During the election campaign, Tamaki relied on Onaga’s popularity. Tamaki decided that the unity of the All Okinawa group, which consists of conservatives and reformists and had supported Onaga to become governor, was weak. In the latter stage of the campaign he therefore began appealing to voters that he was the successor to Onaga, who had died suddenly.
Onaga’s wife Mikiko and second eldest son Takeharu, a member of the Naha Municipal Assembly, joined Tamaki’s rally and made speeches for him.
Tamaki himself told reporters about his true feelings, saying, “I receive much bigger applause when I say, ‘I will carry on the will of the former governor’ than when talking about my policy pledges.”

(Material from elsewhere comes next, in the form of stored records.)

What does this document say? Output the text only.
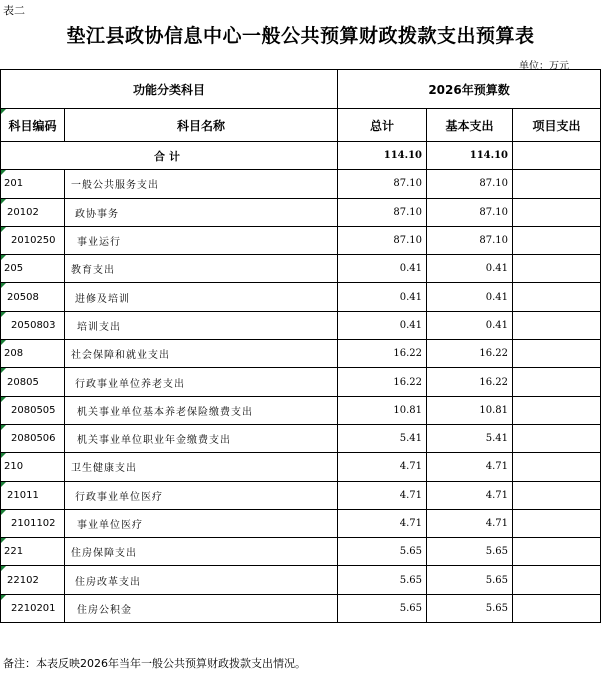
表二
垫江县政协信息中心一般公共预算财政拨款支出预算表
单位：万元
功能分类科目		2026年预算数		
科目编码	科目名称	总计	基本支出	项目支出
合计		114.10	114.10	
201	一般公共服务支出	87.10	87.10	
20102	政协事务	87.10	87.10	
2010250	事业运行	87.10	87.10	
205	教育支出	0.41	0.41	
20508	进修及培训	0.41	0.41	
2050803	培训支出	0.41	0.41	
208	社会保障和就业支出	16.22	16.22	
20805	行政事业单位养老支出	16.22	16.22	
2080505	机关事业单位基本养老保险缴费支出	10.81	10.81	
2080506	机关事业单位职业年金缴费支出	5.41	5.41	
210	卫生健康支出	4.71	4.71	
21011	行政事业单位医疗	4.71	4.71	
2101102	事业单位医疗	4.71	4.71	
221	住房保障支出	5.65	5.65	
22102	住房改革支出	5.65	5.65	
2210201	住房公积金	5.65	5.65	
备注：本表反映2026年当年一般公共预算财政拨款支出情况。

At the end of August, the Okinawa prefectural government revoked a permit for land reclamation in the Henoko district to respect Onaga’s will. During the campaign, Tamaki clearly said he would support this decision.
Tamaki is likely to fully use the authority of the prefectural governor to resist the central government. For example, he will not give special collection permission that is necessary for the transfer of coral reefs in the Henoko district or approve construction design changes, among other measures.
While the current central government’s plan aims to complete the relocation of the U.S. Marine Corps’ Futenma Air Station in Ginowan to the Henoko district of Nago, both in Okinawa Prefecture, by 2022 at the earliest, it is already two or three years behind schedule, according to a senior Defense Ministry official. It is possible the plan will be further delayed under the new governor.
Resumption of construction
The central government has suspended the relocation work since the revocation of the landfill permit. However, it plans to push forward with the relocation, irrespective of the election result.
To resume the relocation work, the central government will shortly file a lawsuit demanding the nullification of the prefecture’s revocation. At the same time, in order to invalidate the revocation until a ruling is given, the central government will apply to the court for a stay of execution.
Within the central government, many believe that it will be possible to obtain a stay of execution in several weeks or about a month, while some officials within the Okinawa prefectural government say, they will not be able to win such a lawsuit if it is filed.
Onaga, who pledged to stop the relocation and became Okinawa governor in 2014, intensified the confrontation with the central government by revoking the landfill permit given by former Gov. Hirokazu Nakaima, among other actions. There have been a total of five lawsuits contested between the central and Okinawa prefectural governments on the matter. In December 2016, the Supreme Court ruled that it was illegal for Onaga to revoke the landfill permit issued by Nakaima, rejecting Onaga’s assertion.
Like Onaga, Tamaki has not presented an alternative plan for a relocation destination for Futenma air base. He plans to resolve the issue through negotiations with the United States. However, given the Japanese and U.S. governments agreed that relocating the base to the Henoko district was the only solution, such negotiations will likely face difficulties.
If the prefecture considers a plan to relocate the Futenma air base outside the prefecture, it is highly likely to be deadlocked. The Cabinet of former Prime Minister Yukio Hatoyama, who led the now-defunct Democratic Party of Japan, caused confusion by pledging to at least relocate the base to outside the prefecture. In the end, it failed to find a relocation destination outside the prefecture and returned to the original plan of relocating it to the Henoko district.
While the central government provides Okinawa Prefecture with lump-sum grants, which the prefecture can decide how to use, the amount was cut for four years under the leadership of Onaga. The central government plans to allocate ¥300 billion-level grants every year for the development and promotion of Okinawa Prefecture by fiscal 2021, while the period of the central government’s commitment to providing these grants will end during Tamaki’s term of office. Tamaki will likely face difficulties managing the prefectural government in terms of finance.